Outside the Netherlands a great deal was written over the Hofmans affair. On 13 June 1956 an article appeared in the German magazine Der Spiegel with the title Zwischen Königin und Rasputin, literally meaning Between queen and Rasputin. Reportedly it was Bernhard who provided the information for the article, by which means he hoped to have Hofmans removed from the court.

The cabinet of Willem Drees banned the import of that edition of the magazine and on 28 June 1956 appointed a commission of enquiry of former ministers Louis Beel and Gerbrandy and former governor-general of the Dutch East Indies A.W.L. Tjarda van Starkenborgh Stachouwer, the Beel Commission. The outcome was the termination of Hofmans' contacts with the court and the reorganisation of the royal household.

Through the secrecy imposed on the official side and the self-censorship of the Netherlands press, the Hofmans affair took on a life of its own. Some have speculated that the affair was simply a mask for a looming divorce of the royal couple.
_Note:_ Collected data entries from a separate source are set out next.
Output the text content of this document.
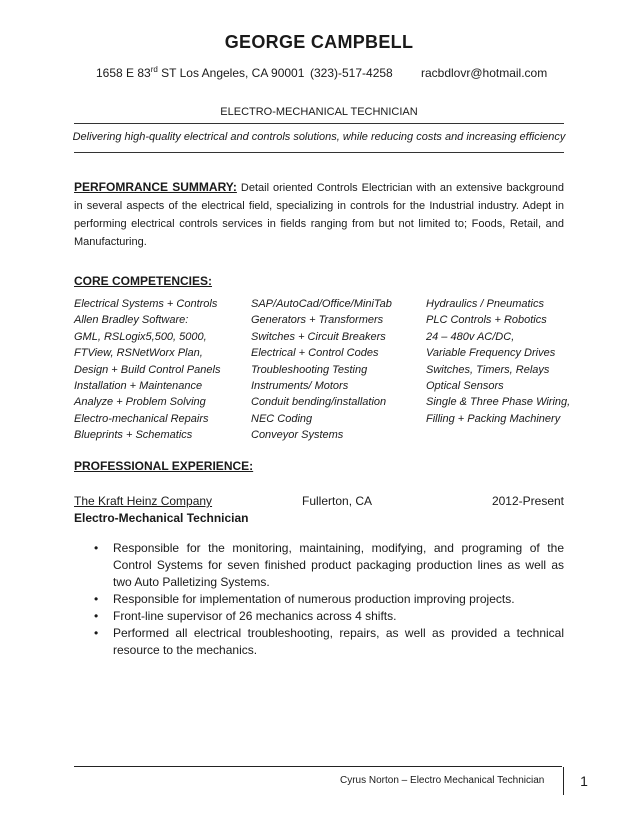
GEORGE CAMPBELL
1658 E 83rd ST Los Angeles, CA 90001 (323)-517-4258 racbdlovr@hotmail.com
ELECTRO-MECHANICAL TECHNICIAN
Delivering high-quality electrical and controls solutions, while reducing costs and increasing efficiency
PERFOMRANCE SUMMARY: Detail oriented Controls Electrician with an extensive background in several aspects of the electrical field, specializing in controls for the Industrial industry. Adept in performing electrical controls services in fields ranging from but not limited to; Foods, Retail, and Manufacturing.
CORE COMPETENCIES:
Electrical Systems + Controls
Allen Bradley Software:
GML, RSLogix5,500, 5000,
FTView, RSNetWorx Plan,
Design + Build Control Panels
Installation + Maintenance
Analyze + Problem Solving
Electro-mechanical Repairs
Blueprints + Schematics
SAP/AutoCad/Office/MiniTab
Generators + Transformers
Switches + Circuit Breakers
Electrical + Control Codes
Troubleshooting Testing
Instruments/ Motors
Conduit bending/installation
NEC Coding
Conveyor Systems
Hydraulics / Pneumatics
PLC Controls + Robotics
24 – 480v AC/DC,
Variable Frequency Drives
Switches, Timers, Relays
Optical Sensors
Single & Three Phase Wiring,
Filling + Packing Machinery
PROFESSIONAL EXPERIENCE:
The Kraft Heinz Company	Fullerton, CA	2012-Present
Electro-Mechanical Technician
• Responsible for the monitoring, maintaining, modifying, and programing of the Control Systems for seven finished product packaging production lines as well as two Auto Palletizing Systems.
• Responsible for implementation of numerous production improving projects.
• Front-line supervisor of 26 mechanics across 4 shifts.
• Performed all electrical troubleshooting, repairs, as well as provided a technical resource to the mechanics.
Cyrus Norton – Electro Mechanical Technician	1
Hofmans retained until her death followers of the higher circles, who saw in her the personification of the ideal life: sober, peaceful, free of self-interest, and directed at the fellow man. Others viewed her however as a charlatan, an intrigante and a dangerous witch, or at best a naive figure.

As of 2004 the report of the Beel Commission is still secret. On 7 February Bernhard in an open letter to the Volkskrant newspaper wrote "with respect to the so-named Hofmans affair, I recall that the Beel Commission in 1956 conducted an exhaustive investigation. The report of this commission is for formal reasons still not public, therefore I express here my confidence that the eventual publication will place all those involved in this complex affair in the correct light".

The Vereniging tegen de Kwakzalverij (association against charlatans, or quackery) has ranked Hofmans in the 14th place of the top twenty charlatans of the 20th century.